Comment 20 for bug 305176

Revision history for this message
In , tz (thomas-mich) wrote :

There minimally needs to be a way of turning this warning off in GCC.

GCC should not be trying to micromanage coding styles - either of the rest of gnu software or anywhere else, but at least until you clean up every bit of your own code, there should be a way of disabling the warning clutter.

HUNDREDS OF WARNINGS ARE NO BETTER THAN NO WARNINGS AT ALL.

I can't even find errors in the pages bilge that now spews out from a normal compile. It might be and probably is appropriate with -Wall turned on.

And I really would like to be able to treat warnings as errors when they are legitimate warnings.

For now, I've hexedited cc1 to change the string so it won't be found and have to add -Wno-attributes so I don't get errors from things I might need.

I'm getting it even with -Wall turned off (version 4.3.2). And I still should be able to disable it.

Somehow GCC and gnu thinks

    int dummy93857 = fwrite( buf, 1, 1, fp );

is so far superior code to just

    fwrite( buf, 1, 1, fp );

that it now must enforce it on every possible line.

Sometimes ignoring returns is the right (or better) thing to do instead of cluttering up the code. Not every line of code is critical kernel or system code that can introduce security holes. Not every call needs to have its exact behavior on the particular instance carefully monitored.

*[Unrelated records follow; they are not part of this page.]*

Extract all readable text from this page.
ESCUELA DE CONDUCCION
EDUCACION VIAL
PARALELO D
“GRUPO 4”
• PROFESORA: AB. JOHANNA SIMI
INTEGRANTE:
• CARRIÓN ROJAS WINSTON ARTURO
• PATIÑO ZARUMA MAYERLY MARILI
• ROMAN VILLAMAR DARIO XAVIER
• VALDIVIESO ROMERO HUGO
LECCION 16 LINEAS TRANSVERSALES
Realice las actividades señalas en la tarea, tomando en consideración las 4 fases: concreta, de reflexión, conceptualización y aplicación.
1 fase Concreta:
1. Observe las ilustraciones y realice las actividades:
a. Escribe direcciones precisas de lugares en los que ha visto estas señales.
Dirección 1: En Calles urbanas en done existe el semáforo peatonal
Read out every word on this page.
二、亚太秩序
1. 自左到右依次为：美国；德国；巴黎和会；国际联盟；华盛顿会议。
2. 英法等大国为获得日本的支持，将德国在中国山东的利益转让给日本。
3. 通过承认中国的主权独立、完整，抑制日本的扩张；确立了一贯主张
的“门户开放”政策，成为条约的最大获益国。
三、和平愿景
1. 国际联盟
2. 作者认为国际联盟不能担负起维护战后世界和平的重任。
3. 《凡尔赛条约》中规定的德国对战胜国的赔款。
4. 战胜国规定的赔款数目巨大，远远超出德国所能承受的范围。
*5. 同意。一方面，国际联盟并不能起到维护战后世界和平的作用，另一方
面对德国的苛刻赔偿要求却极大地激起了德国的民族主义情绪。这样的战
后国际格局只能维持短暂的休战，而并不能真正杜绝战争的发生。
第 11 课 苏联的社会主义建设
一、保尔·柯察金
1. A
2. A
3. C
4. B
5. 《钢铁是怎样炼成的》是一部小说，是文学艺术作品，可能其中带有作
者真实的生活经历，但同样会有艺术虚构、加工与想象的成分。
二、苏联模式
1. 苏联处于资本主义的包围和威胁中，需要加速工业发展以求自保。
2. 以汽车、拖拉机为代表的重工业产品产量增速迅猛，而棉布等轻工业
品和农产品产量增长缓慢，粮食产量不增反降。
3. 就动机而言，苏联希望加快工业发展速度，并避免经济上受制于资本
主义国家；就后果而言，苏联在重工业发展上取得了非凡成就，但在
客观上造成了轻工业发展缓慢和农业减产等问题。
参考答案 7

The author of the libraries can often make a bad choice. And there are hundreds of instances - maybe 99% of them are good, but the bad ones on common functions are causing a great deal of noise. And there is not a pedantic_warn_unused_result (with a -Wunused-result which would promote it), which would be perfect for the instances noted here and more easily made. And perhaps even an error_unused_result.

I think it would be easy to argue for the large bodies of code that certain functions have return values that are conventionally ignored so should only warn at a higher level of checking than ordinary warnings. Right now I have to argue each individual case with the only options to keep it (and the pages of new warnings) or remove it (and in the few cases where it might be critical be silent).

gcc currently has no middle option.

Sometimes return values are at a point where you can't do anything anyway like the exit example. Somehow, if a printf, or an equivalent fwrite of a formatted string to stdout or stderr fails, what do you do? Errors have both probability and criticality. And there are a lot of highly improbable cases, and lots of non-critical sections. If my CPU is melting down or my memory giving errors, I have worse problems. If the number of parameters doesn't match a function declaration, it is likely an error that will cause things to fail 90% of the time. 99.99% of the time, f//read/write will return the expected value. If fclose fails, what do you do? And fwrite won't return the error, fflush might (but if it doesn't do a sync(), and writes are cached to a failing disk...).

Perhaps it is because we don't have a finer gradation (an INFO or MAY equivalent to the SHOULD/WARNING, MUST/ERROR). The lack of checking a return, at least in the cases where the functions are mainly the side-effect (and if fwrite fails, perhaps there should be a signal or exception, and not depend on the return code if it is so critical) doesn't reach the threshold of a PERMANENTLY ENABLED warning. It does reach the threshold of the things I usually check with -pedantic. Like signed-unsigned mismatches. Subtle printf format errors. In my later QC checks I do turn everything on and verify every line of code.

I would work on adding a pedantic_* (and maybe error_*) set of attributes, but until then, leave the choice to the author of the program. THIS WARNING IS A *GOOD* THING, but it doesn't apply to every program or every function, or every use of that function. Many functions are used both in critical and noncritical forms, and there are a lot of existing programs that instead of being clear are now cluttered.

One of the reasons I don't normally use C++ is the stupidity where I am forced to lower the quality of my code because of what it enforces or doesn't enforce so instead of a concise function, it will only compile a bloated blob. This warning is something like that.

I write code in C. I know better what I'm writing that you or the compiler does. I know when errors are critical and or likely at a specific point in my code. And all I want is the choice to either have this (or any other common but not critical warning) enabled or disabled.